Book Bag Activities for
Little
House in the Big Woods
By: Wendy
Horinek
- Wilder, Laura Ingalls (1932). Little House in the Big Woods.
Illustrated by Garth Williams. New York: Harper Collins.
Rationale:
- I chose this book because I thought it was an appropriate book for
third graders. It is a fairly easy read but has lots of opportunities in it to
talk about Native Americans, pioneers and their lives, and families. It also
has a variety of interesting vocabulary.
Information about the Author:
- Laura Ingalls was the second child of Charles and Caroline Ingalls.
She was born on February 7, 1867 in Pepin, Wisconsin. She met and married
Almanzo James Wilder in De Smet, South Dakota where she had been teaching
school.
- After publishing many articles, Laura began to work on her memoirs,
called Pioneer Girl. This was the start of the Little House on the Prairie
series.
- Laura died on February 10, 1957.
Questions to use with the Story:
- Before: What do you know about life as an early pioneer and
settler?
- During: What are some of the similarities and differences in how the
Ingalls lived back then, and how todays society lives today? What would
have happened to the family had they stayed on the Prairie?
- After: How would you describe life on the Prairie?
Activities to use with the Story:
- Make a class quilt. It would be more fun to have students draw
pictures depicting what was read in the book onto white fabric, but you could
also use any other scraps of fabric found. Examples of pictures that could be
drawn: a fiddle, a doll, butter churn, horses, the family, cows, log house,
etc
- Invite a fiddle player into your room and listen and learn about the
music that Lauras dad played. If you had the space, you could even teach
some dances from the book.
- Role-play. Role-play a scene in the book. Have clothes to dress up in
and actually mimic making butter, or grinding wheat, or other.
- Go on a picnic. Wrap a butter and cheese sandwich in brown paper.

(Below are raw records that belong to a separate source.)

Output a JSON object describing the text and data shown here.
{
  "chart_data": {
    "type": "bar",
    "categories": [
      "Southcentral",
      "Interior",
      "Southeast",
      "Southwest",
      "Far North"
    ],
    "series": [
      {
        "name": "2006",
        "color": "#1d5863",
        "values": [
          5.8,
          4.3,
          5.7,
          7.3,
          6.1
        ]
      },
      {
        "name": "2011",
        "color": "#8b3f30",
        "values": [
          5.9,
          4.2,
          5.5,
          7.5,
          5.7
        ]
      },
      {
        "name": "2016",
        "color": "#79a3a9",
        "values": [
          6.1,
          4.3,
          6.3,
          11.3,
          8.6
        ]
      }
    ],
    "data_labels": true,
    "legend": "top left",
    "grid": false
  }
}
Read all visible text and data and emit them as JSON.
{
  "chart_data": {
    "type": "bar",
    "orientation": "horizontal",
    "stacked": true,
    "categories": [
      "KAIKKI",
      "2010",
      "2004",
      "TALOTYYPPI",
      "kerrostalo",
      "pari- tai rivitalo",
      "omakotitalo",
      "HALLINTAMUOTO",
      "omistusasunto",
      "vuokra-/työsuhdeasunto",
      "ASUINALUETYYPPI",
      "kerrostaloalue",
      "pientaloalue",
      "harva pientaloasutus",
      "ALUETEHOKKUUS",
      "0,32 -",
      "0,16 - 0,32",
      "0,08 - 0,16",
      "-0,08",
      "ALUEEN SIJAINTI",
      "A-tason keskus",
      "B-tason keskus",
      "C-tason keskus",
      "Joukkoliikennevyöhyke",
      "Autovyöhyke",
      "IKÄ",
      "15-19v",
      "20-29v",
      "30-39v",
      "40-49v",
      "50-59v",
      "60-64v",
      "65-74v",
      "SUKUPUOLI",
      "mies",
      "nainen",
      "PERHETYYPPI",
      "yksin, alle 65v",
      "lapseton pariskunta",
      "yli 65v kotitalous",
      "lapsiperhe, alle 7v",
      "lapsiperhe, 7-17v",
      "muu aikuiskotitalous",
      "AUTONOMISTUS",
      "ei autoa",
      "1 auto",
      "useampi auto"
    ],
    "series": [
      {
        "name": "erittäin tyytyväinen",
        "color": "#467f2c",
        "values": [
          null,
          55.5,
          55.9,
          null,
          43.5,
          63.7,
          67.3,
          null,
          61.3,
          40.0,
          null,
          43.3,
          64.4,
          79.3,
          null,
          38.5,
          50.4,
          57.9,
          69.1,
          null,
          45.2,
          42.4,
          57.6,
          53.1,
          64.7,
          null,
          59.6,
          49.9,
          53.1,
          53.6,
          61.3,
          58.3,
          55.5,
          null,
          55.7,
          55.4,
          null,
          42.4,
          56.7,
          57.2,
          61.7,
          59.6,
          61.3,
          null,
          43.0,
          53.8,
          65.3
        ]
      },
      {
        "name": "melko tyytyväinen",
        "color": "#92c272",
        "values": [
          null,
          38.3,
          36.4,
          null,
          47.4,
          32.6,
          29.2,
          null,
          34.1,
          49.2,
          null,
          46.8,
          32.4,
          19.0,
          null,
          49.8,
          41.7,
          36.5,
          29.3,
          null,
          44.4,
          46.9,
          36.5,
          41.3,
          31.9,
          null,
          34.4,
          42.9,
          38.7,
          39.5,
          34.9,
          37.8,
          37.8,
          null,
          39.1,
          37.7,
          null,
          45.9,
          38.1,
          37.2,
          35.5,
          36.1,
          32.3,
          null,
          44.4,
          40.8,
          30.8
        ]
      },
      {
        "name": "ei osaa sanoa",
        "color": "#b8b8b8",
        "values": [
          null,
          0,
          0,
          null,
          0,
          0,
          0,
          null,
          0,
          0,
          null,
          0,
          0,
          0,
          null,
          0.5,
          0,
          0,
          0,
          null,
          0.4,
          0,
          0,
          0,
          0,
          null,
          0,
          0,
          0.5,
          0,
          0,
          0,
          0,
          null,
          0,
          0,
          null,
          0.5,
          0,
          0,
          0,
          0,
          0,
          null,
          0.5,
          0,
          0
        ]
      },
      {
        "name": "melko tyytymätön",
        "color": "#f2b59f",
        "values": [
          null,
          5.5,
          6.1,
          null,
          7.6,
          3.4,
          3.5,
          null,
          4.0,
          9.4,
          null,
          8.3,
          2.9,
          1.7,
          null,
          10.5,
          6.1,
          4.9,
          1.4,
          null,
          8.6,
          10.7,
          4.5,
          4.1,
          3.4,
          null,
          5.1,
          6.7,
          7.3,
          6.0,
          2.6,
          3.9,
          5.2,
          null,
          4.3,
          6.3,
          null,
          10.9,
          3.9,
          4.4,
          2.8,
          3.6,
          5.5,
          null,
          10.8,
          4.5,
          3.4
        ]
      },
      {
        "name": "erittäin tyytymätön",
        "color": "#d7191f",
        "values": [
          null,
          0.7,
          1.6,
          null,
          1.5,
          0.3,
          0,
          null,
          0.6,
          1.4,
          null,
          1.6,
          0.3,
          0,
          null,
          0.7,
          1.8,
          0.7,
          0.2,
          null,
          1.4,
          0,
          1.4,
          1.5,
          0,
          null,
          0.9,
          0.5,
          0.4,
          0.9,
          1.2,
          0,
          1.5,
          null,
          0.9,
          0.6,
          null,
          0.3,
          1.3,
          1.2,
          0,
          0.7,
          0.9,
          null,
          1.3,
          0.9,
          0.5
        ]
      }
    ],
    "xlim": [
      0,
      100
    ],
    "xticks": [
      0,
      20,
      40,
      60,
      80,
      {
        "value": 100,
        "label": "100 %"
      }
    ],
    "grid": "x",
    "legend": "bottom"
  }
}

Bring hard-boiled eggs and cookies wrapped in brown paper, like the family in
the book would have had to do.
- Make butter. For every pair of students, put one tablespoon of cream
into a baby food jar. Have the students shake the jar for about 15-20 minutes
until a lump of butter forms. Serve on bread.
- Grind wheat. Fill an old fashioned coffee grinder with wheat. Grind
until all the wheat is ground. Regrind if it is not fine enough for baking.
Grind wheat until you have enough to make a loaf of bread. This may take
several weeks to do. Use The Little House On the Prairie cookbook
for a recipe for the bread.
- Take a trip to a museum. Look at a log cabin and other items used in
that time period. Compare/contrast what is used today.
- Interview a grandparent or other elder about how they grew up.
Compare/contrast to how Laura and her family survived.
- Tape and play a Little House on the Prairie show. Have students
recreate a scene from the book into a T.V. show (play).
- Keep a pioneer journal/dictionary of events and words from the
chapters read.
Props:
- Butter churn
- pictures
- dress-up clothes
- Old-fashioned coffee grinder
- Pioneer journal
- Fiddle
- Miniature log cabin
- Butter molds
- Oil lamps
- Candles
Bibliography of other related books:
THE SERIES:
- Little House in the Big Woods by Laura Ingalls Wilder 1932
- Little House on the Prairie by Laura Ingalls Wilder 1935
- Farmer Boy by Laura Ingalls Wilder 1933
- On the Banks of Plum Creek by Laura Ingalls Wilder 1937
- By the Shores of Silver Lake by Laura Ingalls Wilder 1939
- The Long Winter by Laura Ingalls Wilder 1940
- Little Town on the Prairie by Laura Ingalls Wilder 1941
- These Happy Golden Years by Laura Ingalls Wilder 1943
- The First Four Years by Laura Ingalls Wilder 1971
- Little House in the Ozarks: The Rediscovered Writings by Laura
Ingalls Wilder 1996
- Musical Memories of Laura Ingalls Wilder (History Alive Through
Music) by William T. Anderson 1996.
- Laura Ingalls Wilder: A Biography by William T. Anderson 1995
- The Little House Cookbook: Frontier Foods from Laura Ingalls
Wilders Classic Stories by Barbara M. Walker.
- Lauras Album: A Remembrance Scrapbook of Laura Ingalls Wilder
by William T. Anderson 1998
Assessment Plan:
- There would be a different assessment for each activity. For most of
the activities the assessment would assess how well students worked with each
other. Their journal would also be used for assessment, looking for how well
they understood the text and the meaning they got from it.